I have been relying heavily on Elmo to help me during my tired moments. Malachi doesn’t seem to mind…
When we found out we were expecting I immediately started to worry. Each day I fought that worry from overtaking me, and many days I lost the battle. The “what-ifs” have been almost suffocating and I have been reliving Malachi’s birth. Based on his timeline, right now I was at the halfway mark!
As I was processing this worry one day I came across the phrase “Faith Over Fear”. The words played over and over again in my mind and I quickly decided that this would be the motto of our pregnancy. We will choose faith over fear.
Each time that worry creeps back up I have to repeat these words and it has served as a reminder to give that worry to God. I have to trust that God has every second of this pregnancy worked out, and He is able to do immeasurably more than we can ask or imagine.
My prayers for this baby have been pretty intense ones. In addition to praying for a healthy pregnancy, my prayers have been that God gives this child a special spirit of compassion. I have also been praying that the spirit of God would be upon him/her, even in the womb. I know this sounds odd, but as I spent time in prayer I kept remembering a scripture about John the Baptist in his mother’s womb…
Luke 1:11-17 11Then an angel of the Lord appeared to him, standing at the right side of the altar of incense. 12When Zechariah saw him, he was startled and was gripped with fear. 13But the angel said to him: “Do not be afraid, Zechariah; your prayer has been heard. Your wife Elizabeth will bear you a son, and you are to call him John.14He will be a joy and delight to you, and many will rejoice because of his birth, 15for he will be great in the sight of the Lord. He is never to take wine or other fermented drink, and he will be filled with the Holy Spirit even before he is born. 16He will bring back many of the people of Israel to the Lord their God. 17And he will go on before the Lord, in the spirit and power of Elijah, to turn the hearts of the parents to their children and the disobedient to the wisdom of the righteous—to make ready a people prepared for the Lord.”
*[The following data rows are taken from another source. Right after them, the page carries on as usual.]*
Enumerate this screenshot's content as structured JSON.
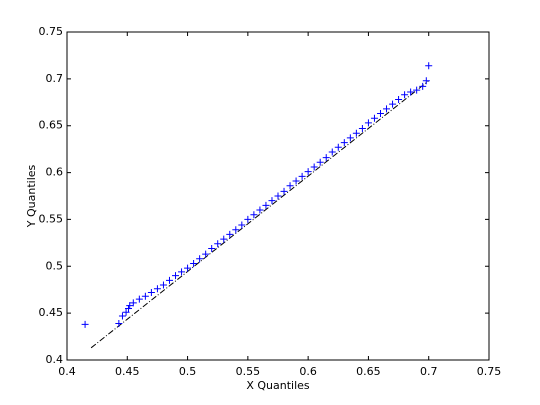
{
  "chart_data": {
    "type": "scatter",
    "xlabel": "X Quantiles",
    "ylabel": "Y Quantiles",
    "xlim": [
      0.4,
      0.75
    ],
    "ylim": [
      0.4,
      0.75
    ],
    "xticks": [
      0.4,
      0.45,
      0.5,
      0.55,
      0.6,
      0.65,
      0.7,
      0.75
    ],
    "yticks": [
      0.4,
      0.45,
      0.5,
      0.55,
      0.6,
      0.65,
      0.7,
      0.75
    ],
    "series": [
      {
        "color": "#0000ff",
        "x": [
          0.415,
          0.443,
          0.446,
          0.449,
          0.451,
          0.452,
          0.455,
          0.46,
          0.465,
          0.47,
          0.475,
          0.48,
          0.485,
          0.49,
          0.495,
          0.5,
          0.505,
          0.51,
          0.515,
          0.52,
          0.525,
          0.53,
          0.535,
          0.54,
          0.545,
          0.55,
          0.555,
          0.56,
          0.565,
          0.57,
          0.575,
          0.58,
          0.585,
          0.59,
          0.595,
          0.6,
          0.605,
          0.61,
          0.615,
          0.62,
          0.625,
          0.63,
          0.635,
          0.64,
          0.645,
          0.65,
          0.655,
          0.66,
          0.665,
          0.67,
          0.675,
          0.68,
          0.685,
          0.69,
          0.695,
          0.698,
          0.7
        ],
        "values": [
          0.438,
          0.439,
          0.447,
          0.451,
          0.455,
          0.458,
          0.461,
          0.465,
          0.468,
          0.472,
          0.476,
          0.48,
          0.485,
          0.49,
          0.494,
          0.498,
          0.503,
          0.508,
          0.513,
          0.519,
          0.524,
          0.529,
          0.534,
          0.539,
          0.544,
          0.55,
          0.555,
          0.56,
          0.565,
          0.57,
          0.575,
          0.58,
          0.586,
          0.591,
          0.596,
          0.601,
          0.606,
          0.611,
          0.616,
          0.622,
          0.627,
          0.632,
          0.637,
          0.642,
          0.647,
          0.653,
          0.658,
          0.663,
          0.668,
          0.673,
          0.678,
          0.683,
          0.686,
          0.688,
          0.692,
          0.698,
          0.714
        ]
      }
    ],
    "reference_line": {
      "color": "#000000",
      "x": [
        0.42,
        0.7
      ],
      "values": [
        0.413,
        0.698
      ]
    }
  }
}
As I read verses 14-17 I find myself praying that my child will be able to have the same words spoken over him/her. To “be great in the sight of the Lord”. To “be filled with the Holy Spirit before he is born”. To “bring back many of the people of Israel to the Lord their God”. What powerful decrees those are!
I pray each day that God uses this child to bring Him glory. I pray that God has a unique and wonderful job description for this baby, the same way He has given Malachi such an important job of bringing others closer to God through his story.
There is nothing greater than knowing that God is using your children in a great and mighty way. May that thought always remain at the forefront of my mind as a parent.
So here we go….Faith Over Fear!
Again we ask for your prayers that this pregnancy remains uncomplicated and healthy. Pray that I am able to find the strength the be a mom the mom that Malachi needs all while being a healthy mom to baby #2. And pray for Jake as he has been on the receiving end of some major hormones this week haha!
Speaking of, this week Jake and I will be celebrating 9 years of marriage! We dated for five long years before getting married, so it feels like a lifetime!
We won’t get the chance to celebrate on the actual day due to him being in Ohio, but I don’t think we have successfully done that since Malachi was born! Our marriage is a special one and I am so thankful that God prepared us for one another. We make a solid team in a world of chaos.
God bless you all this week,
Jake, Leah, and Malachi
2 thoughts on “Faith Over Fear”
Congratulations on the new baby! I pray God hears and answers your prayers and that those prayers are based on His will. Once again, congrats!